Search code examples
pythonazureazure-durable-functions

Azure Durable Functions. How to make activities share a common data object that is very large?


I need roughly 30 parallel worker activities to scan through a very large data dictionary in python. This dictionary is hundreds of megabytes in size. But I do not want to make 30 different copies of the giant dictionary.

I have noticed that communicating parameters (or arguments) to a main() in the activity can only take a single argument, which is canonically of type string. The normal way of proceeding here is to convert the data object into a json string, then pass a json string to the other Activity. The activity then de-serializes the json string back into a data object in the type of python (or C# or Javascript etc).

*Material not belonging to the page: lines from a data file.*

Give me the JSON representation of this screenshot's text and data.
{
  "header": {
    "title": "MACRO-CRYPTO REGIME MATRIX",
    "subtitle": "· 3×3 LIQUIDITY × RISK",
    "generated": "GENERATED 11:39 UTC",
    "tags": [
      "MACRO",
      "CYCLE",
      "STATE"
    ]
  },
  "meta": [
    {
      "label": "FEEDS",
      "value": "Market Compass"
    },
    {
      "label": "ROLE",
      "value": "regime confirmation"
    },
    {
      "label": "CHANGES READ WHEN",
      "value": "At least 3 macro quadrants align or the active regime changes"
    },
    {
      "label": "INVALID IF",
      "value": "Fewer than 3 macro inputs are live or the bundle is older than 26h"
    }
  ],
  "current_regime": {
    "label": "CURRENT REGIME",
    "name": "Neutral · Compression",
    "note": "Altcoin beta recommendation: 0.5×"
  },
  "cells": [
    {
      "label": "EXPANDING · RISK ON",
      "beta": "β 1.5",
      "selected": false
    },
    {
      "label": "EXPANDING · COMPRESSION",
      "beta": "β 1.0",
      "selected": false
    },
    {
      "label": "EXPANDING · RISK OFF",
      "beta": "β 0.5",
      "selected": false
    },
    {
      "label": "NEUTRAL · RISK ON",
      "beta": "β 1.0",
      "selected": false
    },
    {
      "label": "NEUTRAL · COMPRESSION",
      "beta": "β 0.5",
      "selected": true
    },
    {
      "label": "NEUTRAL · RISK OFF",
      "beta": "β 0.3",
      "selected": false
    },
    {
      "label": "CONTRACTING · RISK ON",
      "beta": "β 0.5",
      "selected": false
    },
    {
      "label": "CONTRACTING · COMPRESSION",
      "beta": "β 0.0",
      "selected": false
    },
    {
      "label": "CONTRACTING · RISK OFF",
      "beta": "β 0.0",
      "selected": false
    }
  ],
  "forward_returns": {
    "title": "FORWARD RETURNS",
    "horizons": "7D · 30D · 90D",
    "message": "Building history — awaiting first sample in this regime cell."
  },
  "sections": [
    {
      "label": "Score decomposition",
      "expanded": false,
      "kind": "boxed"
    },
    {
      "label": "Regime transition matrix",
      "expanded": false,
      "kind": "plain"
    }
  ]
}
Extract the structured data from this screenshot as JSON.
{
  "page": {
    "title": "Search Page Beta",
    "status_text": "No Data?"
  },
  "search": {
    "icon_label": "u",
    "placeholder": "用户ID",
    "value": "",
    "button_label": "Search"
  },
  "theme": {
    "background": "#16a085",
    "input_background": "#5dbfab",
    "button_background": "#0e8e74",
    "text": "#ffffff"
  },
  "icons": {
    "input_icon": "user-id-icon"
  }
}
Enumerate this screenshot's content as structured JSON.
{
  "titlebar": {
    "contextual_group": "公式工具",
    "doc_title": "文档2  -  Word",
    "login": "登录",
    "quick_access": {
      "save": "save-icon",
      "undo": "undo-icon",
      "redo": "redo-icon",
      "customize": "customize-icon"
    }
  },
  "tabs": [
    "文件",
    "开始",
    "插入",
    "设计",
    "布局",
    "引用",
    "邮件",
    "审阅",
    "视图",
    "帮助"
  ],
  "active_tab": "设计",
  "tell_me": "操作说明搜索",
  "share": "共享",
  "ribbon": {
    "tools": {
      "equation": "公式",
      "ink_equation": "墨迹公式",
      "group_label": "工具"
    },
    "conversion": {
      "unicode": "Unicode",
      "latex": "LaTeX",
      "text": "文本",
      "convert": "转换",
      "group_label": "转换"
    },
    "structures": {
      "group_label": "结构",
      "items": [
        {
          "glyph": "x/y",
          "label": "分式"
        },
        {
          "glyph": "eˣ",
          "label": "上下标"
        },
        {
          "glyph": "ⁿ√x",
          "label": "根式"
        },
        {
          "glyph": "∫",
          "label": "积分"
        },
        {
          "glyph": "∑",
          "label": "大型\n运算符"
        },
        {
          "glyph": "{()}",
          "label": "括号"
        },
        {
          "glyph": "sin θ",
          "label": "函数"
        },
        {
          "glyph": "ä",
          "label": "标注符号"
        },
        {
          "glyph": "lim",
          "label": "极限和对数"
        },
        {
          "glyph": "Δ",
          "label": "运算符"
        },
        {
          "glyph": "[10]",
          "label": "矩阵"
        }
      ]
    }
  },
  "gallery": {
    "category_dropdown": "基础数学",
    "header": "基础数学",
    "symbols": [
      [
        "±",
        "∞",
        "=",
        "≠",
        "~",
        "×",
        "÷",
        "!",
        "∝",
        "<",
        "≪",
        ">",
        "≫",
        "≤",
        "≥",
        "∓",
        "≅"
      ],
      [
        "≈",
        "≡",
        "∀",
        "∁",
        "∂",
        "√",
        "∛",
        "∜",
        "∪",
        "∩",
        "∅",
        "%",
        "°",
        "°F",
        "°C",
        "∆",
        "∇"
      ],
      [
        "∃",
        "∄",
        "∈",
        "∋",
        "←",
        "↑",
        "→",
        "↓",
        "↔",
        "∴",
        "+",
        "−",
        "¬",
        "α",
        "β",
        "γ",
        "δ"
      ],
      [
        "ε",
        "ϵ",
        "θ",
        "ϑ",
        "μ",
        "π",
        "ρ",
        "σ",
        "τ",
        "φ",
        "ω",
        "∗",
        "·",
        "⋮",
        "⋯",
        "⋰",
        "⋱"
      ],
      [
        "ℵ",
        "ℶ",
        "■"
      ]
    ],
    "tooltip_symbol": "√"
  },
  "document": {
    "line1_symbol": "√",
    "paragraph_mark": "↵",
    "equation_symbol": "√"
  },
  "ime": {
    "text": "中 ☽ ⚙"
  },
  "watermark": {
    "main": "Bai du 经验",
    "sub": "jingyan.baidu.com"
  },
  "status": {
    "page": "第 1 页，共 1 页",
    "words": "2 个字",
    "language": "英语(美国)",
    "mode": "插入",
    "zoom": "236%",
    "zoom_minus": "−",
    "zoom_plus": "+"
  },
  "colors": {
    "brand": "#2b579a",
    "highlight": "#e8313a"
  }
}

The Azure literature is crystal clear. It is not possible to pass multiple arguments to an activity. You must bundle all arguments into a single JSON and have the activity un-bundle them upon arrival.

The problem is that I want to call something like this :

async def main( target : str ,  bigDictionary : str ) -> str : 

The bigDictionary should only have one copy in memory and be "distributed" to all 30 activities. Only the target changes between activities. But due to the above limitations, this is not possible with Azure Durable Functions. Thus I am forced to create 30 exact replicas of the entire bigDictionary. This easily overruns all memory quotas I am using.

What is the solution here? How can you cause several activities all share the same resource without copying it?


Solution

  • Is possible to store dictionary by key-value in Azure Blob Storage or Azure Table Storage. Then processing activity can then read the dictionary from this shared storage. Store and processing can run concurrently.